We have been learning that the success (such as it was) of scientific studies seems to have been in too many cases undeserved and damaging for the science enterprise as such. And, unfortunately, we are far away from understanding how many folks in this ecology have undeserved reputations. (Recall Hardisty’s call on what needs to be done now.) But … surely it is time to reflect on silly enablers like Poets&Quants and their pathetic 50Thinkers ranking of “influential business professors”.
If viability and visibility (and jet-set life, fat speaking fees, interviews with big outlets, and well-paying consulting gigs) become the kpis du jour, no one should be surprised that sound science gets hi-jacked. It is simply not good enough to clamor for rigor and relevance if the reality is starkly different.
To once again say the self-evident, we need a complete auditing of all those in the Ariely — Gino network and those that have become sellebrities. It would also be progress to agree on the number of retractions that should bar someone from becoming any kind of gate-keeper (e.g. editor at a journal): Two? Three?
Back to Gino. She complained that she was singled out. Well, yes. But …given all her accusatory statements (about defamation and discrimination and procedural failures) and her lawsuit have set her up for this treatment. It will be interesting to see whether Harvard’s and Data Colada’s motions to dismiss her suit will succeed. My bet is, they will. (Nothing like a testable hypothesis, no?)

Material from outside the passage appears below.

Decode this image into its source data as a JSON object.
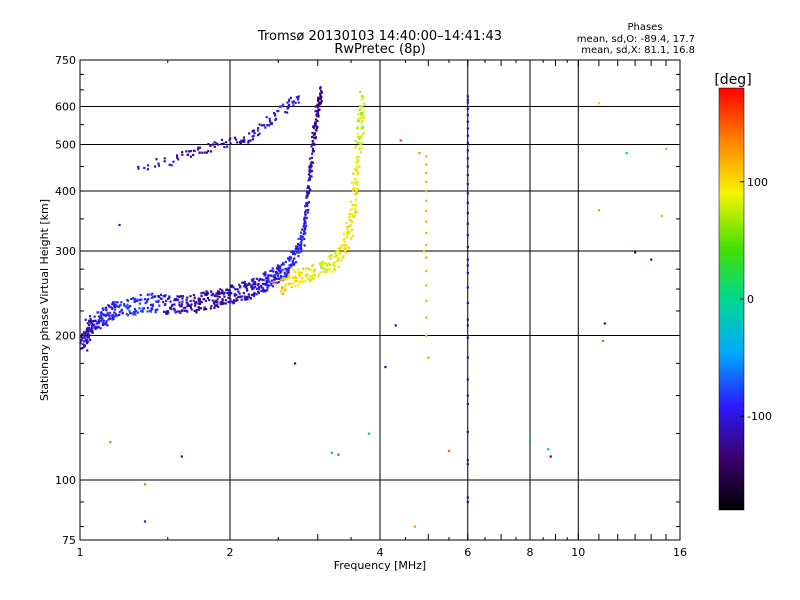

As the one who filed a lawsuit to instill fear in good-faith data sleuths, it is certainly rich for her to comment:
Unfortunately, though, the MCAP is raising a lot of fear. Some collaborators told me they fear excessive scrutiny into their work, motivated by animus and directed to certain groups of people (women more so than men). They fear becoming targets of false accusations. They fear the behavioral science field lost its way by having scholars accusing others instead of engaging in dialogue. I don’t think these fears will make behavioral science better.